今思えば、その中のひとつでも歯車がくるっていたら夫はこの世にいなかった・・・いくつもの幸運が重なり、手術は成功し、夫は一命をとりとめたのでした。
その上、術後4日目には当初動かなかった左半身にも感覚が戻り、大きな障害が残ることもなく、普通の生活を送れていることはまさに奇跡。
目に見えない力に護られていることを信じずにはいられませんでした。


倒れてから4ヶ月後には社会復帰も果たすことも出来、夫は家族を支えるために頑張ってくれました。
そんな大病をしたのだから当然のことですが、季節の変化にも順応できず、小さな無理もきかないという身体、今までとは全く違う生活を受け入れることはたやすいことではありませんでした。

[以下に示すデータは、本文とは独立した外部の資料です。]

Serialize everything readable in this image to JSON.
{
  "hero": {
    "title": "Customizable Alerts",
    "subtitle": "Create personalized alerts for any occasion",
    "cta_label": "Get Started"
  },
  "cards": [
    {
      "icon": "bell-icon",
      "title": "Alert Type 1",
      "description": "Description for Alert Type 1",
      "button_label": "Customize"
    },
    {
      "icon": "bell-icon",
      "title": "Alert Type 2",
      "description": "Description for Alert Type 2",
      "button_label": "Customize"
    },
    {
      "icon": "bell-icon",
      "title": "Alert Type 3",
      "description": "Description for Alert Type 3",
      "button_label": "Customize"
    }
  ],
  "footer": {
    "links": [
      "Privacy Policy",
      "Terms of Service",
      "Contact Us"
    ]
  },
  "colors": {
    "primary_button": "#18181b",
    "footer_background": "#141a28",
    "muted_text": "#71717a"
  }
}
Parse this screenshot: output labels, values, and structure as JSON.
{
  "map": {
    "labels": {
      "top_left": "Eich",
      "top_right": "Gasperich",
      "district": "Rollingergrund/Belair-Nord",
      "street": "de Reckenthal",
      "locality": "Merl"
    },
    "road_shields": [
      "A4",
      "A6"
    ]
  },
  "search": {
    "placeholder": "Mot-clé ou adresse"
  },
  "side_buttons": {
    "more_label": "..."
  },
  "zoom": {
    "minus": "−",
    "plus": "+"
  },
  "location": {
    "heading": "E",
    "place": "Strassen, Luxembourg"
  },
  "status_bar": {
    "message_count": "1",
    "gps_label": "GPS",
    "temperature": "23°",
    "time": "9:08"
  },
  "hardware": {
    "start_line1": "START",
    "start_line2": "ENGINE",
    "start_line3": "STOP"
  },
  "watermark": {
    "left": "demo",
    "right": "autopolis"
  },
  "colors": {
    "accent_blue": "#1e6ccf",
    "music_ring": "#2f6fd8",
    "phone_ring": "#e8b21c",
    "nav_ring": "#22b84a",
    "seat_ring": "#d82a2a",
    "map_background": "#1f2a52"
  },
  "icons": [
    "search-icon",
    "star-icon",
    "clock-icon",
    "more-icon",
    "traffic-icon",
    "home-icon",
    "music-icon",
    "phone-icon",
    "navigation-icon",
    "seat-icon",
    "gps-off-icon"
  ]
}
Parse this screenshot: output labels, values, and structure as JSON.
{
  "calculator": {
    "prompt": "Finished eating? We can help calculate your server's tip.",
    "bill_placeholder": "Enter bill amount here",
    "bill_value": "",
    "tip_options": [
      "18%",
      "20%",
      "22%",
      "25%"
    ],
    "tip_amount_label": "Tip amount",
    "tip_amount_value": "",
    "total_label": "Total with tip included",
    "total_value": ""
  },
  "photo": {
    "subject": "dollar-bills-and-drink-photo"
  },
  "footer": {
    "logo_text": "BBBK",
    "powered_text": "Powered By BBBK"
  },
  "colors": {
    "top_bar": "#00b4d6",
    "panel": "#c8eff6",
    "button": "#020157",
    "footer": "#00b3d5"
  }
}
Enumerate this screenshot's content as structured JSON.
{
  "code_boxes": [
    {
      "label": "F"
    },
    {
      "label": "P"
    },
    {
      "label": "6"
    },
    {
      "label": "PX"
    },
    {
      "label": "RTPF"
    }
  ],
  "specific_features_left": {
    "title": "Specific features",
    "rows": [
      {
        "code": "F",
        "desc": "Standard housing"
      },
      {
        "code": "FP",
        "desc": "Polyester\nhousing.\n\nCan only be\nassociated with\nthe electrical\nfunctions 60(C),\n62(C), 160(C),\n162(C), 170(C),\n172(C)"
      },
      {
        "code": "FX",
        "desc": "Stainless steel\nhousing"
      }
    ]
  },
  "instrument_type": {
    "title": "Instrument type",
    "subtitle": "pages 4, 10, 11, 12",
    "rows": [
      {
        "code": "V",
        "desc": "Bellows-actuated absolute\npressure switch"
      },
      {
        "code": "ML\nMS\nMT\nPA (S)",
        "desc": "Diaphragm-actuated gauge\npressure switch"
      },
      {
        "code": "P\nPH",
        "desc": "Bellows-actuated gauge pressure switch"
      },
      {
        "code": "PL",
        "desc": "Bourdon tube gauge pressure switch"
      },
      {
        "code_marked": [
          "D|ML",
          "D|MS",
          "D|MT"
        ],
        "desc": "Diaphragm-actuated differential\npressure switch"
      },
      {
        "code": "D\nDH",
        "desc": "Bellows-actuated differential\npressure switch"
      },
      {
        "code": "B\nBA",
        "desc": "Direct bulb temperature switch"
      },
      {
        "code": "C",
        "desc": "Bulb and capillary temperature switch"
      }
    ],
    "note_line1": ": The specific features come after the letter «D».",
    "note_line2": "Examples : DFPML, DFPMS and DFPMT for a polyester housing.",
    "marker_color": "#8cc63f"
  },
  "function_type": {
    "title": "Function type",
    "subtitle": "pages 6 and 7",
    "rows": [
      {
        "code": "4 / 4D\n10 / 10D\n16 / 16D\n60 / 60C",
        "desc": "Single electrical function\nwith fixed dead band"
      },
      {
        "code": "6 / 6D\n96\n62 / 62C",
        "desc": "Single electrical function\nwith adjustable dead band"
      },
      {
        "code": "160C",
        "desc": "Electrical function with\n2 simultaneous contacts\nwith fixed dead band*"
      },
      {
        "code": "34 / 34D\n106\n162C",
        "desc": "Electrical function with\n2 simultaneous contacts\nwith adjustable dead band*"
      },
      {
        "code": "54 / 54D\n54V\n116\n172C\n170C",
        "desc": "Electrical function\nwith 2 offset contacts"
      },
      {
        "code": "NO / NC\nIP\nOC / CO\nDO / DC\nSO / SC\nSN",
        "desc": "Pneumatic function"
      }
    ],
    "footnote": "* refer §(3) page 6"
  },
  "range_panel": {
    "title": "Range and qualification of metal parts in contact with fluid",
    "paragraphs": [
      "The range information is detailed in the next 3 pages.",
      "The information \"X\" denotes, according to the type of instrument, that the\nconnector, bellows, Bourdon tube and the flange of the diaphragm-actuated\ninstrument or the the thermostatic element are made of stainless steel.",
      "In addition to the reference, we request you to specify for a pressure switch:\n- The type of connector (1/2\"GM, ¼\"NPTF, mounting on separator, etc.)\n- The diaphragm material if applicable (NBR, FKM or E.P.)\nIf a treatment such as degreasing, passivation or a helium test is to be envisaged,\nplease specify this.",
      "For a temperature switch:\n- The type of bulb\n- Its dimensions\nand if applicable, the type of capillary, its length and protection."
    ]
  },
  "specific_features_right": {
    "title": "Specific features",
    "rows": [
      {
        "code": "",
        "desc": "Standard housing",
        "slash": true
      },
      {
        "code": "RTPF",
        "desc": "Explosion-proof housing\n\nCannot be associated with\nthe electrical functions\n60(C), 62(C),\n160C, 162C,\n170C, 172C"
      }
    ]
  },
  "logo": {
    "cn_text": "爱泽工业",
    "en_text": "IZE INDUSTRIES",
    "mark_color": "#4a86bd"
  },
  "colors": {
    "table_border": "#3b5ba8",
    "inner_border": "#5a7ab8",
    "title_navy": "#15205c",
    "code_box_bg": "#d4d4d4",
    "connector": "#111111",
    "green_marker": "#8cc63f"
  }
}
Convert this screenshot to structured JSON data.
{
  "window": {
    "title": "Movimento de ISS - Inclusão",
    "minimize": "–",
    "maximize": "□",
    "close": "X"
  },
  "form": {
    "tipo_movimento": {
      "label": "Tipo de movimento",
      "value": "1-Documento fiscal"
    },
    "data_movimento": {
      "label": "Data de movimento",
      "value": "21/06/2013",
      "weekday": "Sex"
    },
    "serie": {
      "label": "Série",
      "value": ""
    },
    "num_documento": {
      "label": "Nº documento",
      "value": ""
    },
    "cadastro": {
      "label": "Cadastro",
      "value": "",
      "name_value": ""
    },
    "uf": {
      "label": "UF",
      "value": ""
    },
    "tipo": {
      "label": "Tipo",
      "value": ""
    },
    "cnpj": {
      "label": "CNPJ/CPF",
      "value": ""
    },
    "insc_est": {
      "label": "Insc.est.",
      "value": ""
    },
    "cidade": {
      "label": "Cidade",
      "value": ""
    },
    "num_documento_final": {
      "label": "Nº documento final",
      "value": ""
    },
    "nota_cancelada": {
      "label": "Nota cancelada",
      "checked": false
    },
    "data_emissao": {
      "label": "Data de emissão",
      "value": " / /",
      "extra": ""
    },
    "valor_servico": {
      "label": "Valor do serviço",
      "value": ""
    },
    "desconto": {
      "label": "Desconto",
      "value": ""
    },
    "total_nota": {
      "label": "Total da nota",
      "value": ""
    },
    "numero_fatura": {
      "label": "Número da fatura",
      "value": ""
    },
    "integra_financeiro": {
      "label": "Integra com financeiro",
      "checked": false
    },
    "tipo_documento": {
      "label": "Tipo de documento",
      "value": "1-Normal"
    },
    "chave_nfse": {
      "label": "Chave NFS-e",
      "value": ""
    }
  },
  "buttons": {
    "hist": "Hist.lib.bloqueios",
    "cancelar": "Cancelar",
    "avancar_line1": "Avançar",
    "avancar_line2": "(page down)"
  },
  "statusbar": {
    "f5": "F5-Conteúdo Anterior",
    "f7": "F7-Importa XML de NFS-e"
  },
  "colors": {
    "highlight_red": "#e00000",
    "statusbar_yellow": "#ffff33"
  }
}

命が助かったこと、障害も残らず普通の生活が送れていること、仕事に復帰出来たこと・・・そんなにも沢山の幸せを与えられながらも、その幸運にふと感謝することも忘れてしまう程・・・言葉では言い表せないくらい苦しくて辛い日もあったことも事実。


そんな中で私達は多くのことをあきらめました。


先の見えない不安感の中で、私もアロマセラピストの資格を身につけ、夫も頑張って働いてくれたお蔭で、子供達を育て上げ、一昨年と昨年の2年連続で、無事結婚させることもできました。
大きな役割を終え、思い起こせば本当によく頑張ってきたものだと、自分たちを褒めたい気分です。


子育てが終えたらいっぱい旅行に生きたかったのに・・・海外なんてとても無理・・・まして時差のある国なんてとんでもない・・・とあきらめていたのです。


・・・が、2度目の奇跡が起きました。


一昨年の11月、息子が結婚式にも元気で出席出来るのかと、当日の体調をみんなで気遣っていた程だったのですが、無事に結婚式を終えた後・・・
確か12月に入った頃から、夫は変わり始めたのです。


今まで月に1度か2度は必ずといっていいほど寝込み、ぼんやりとしていることも多かったのですが、完全に元の夫に戻った気がするほど元気を取り戻し、なぜか寝込まない記録をどんどん伸ばし始め、今日まで1年2カ月元気なままで過ごせています。


特別なことは何もしていないのです。
突如何かがそぎ落とされたかのような感じで・・・目に見えない力を信じずにはいられません。


夫の体調が変化した約1年2か月前、その頃私は何度も虹を見ました。
忘れられないのは12月の初めに伊勢神宮で3度も見た虹。
私には神様からの赦しと祝福のような気がしてならないのです。



神様が与えてくれた2度目の奇跡をちゃんと受け取り、夫がかねてより憧れていたハワイに行くことに決めました。
体調不良で当日のキャンセルという苦い経験を持つ私達は、いくら体調が良くなったとはいえ、いきなりハワイとは少し敷居が高いのではとも考えましたが、今回は絶対にいけるという確信みたいなものもあり、それを信じることにしました。


頑張った二人をハワイの空は歓迎してくれるかな。
虹が多いと言われるハワイでも虹が見れたらうれしいな。


私達の卒業旅行、まもなく出発です。